Müslüman bir toplumda yaygın bir şekilde riba muameleleri yapılır ve riba parası yenir mi? Müslüman bir toplumda şehirler ve binalar bu kadar çirkin olabilir mi? Müslüman bir toplumda insanlar bu kadar stresli, problemli, sinirli olabilir mi?

Olamaz, olamaz, olamaz…

Müslüman bir toplumda sosyal barış olur, toplumsal mutabakat olur, huzur olur, güvenlik olur.

Günahsız hiçbir toplum olmaz, İslâm toplumunda da günah işlenebilir, yanlış yapılabilir; lakin bunlar toplumu batıracak derecede olmaz.

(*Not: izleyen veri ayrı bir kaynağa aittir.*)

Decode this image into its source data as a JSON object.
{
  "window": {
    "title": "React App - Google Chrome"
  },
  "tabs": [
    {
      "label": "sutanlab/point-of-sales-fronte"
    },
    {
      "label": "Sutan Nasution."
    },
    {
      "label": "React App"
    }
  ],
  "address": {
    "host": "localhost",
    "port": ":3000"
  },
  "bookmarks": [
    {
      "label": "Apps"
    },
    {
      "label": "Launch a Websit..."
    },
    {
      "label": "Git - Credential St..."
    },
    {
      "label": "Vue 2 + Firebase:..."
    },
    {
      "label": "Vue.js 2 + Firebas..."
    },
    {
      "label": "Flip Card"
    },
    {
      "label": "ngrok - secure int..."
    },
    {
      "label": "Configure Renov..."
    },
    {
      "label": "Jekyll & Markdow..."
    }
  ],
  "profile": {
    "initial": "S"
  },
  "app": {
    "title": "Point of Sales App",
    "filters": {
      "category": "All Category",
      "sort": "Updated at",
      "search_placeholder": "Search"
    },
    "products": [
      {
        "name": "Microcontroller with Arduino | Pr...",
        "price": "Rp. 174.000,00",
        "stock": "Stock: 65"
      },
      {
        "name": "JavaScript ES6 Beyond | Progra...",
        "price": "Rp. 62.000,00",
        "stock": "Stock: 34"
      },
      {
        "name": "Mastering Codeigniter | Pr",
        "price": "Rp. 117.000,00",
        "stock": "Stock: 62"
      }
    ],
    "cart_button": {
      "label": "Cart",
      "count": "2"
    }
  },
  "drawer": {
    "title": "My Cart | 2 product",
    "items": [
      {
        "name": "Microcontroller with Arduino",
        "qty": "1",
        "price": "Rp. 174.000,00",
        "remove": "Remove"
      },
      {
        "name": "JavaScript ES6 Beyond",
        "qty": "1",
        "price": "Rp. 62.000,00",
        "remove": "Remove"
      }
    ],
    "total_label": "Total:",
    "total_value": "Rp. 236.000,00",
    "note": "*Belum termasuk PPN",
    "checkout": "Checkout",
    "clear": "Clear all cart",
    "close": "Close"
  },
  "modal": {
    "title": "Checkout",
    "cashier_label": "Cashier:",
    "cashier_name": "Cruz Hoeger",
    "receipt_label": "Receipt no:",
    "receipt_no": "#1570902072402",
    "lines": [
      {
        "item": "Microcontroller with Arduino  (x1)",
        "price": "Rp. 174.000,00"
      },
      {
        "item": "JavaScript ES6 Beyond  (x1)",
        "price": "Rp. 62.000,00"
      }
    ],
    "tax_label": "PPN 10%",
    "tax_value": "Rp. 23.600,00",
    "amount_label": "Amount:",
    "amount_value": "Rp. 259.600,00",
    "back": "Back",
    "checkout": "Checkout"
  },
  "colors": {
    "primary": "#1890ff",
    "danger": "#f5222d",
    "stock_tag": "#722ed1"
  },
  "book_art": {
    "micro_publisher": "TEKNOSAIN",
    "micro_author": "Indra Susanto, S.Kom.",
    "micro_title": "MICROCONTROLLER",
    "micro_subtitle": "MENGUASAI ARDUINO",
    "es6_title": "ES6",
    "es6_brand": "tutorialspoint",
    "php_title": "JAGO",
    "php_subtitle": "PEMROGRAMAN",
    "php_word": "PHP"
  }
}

İslâm toplumu sâlih (iyi), düzgün bir toplumdur. Adı Müslüman olan bir toplumda fısk, fücur, günah, isyan, tuğyan, fuhşiyyat, işret, iffetsizlik, kumar, piyango, lotarya, hırsızlık, haram yeme, devlet ve millet mallarını ve gelirlerini zimmetine geçirme, nifak, şikak, tefrika, çekişme, tepişme, gıybet, nemime haddinden fazla olursa o toplum zahirde Müslüman gibi görünse de gerçekte değildir.

İslâm toplumu öyle bir toplumdur ki, batıdaki Müslümanın ayağına bir diken batsa, doğudaki Müslüman onun acısını yüreğinde hisseder. Mârufla emredilmeyen ve münkerden alıkonulmayan bir toplum İslâm toplumu değildir.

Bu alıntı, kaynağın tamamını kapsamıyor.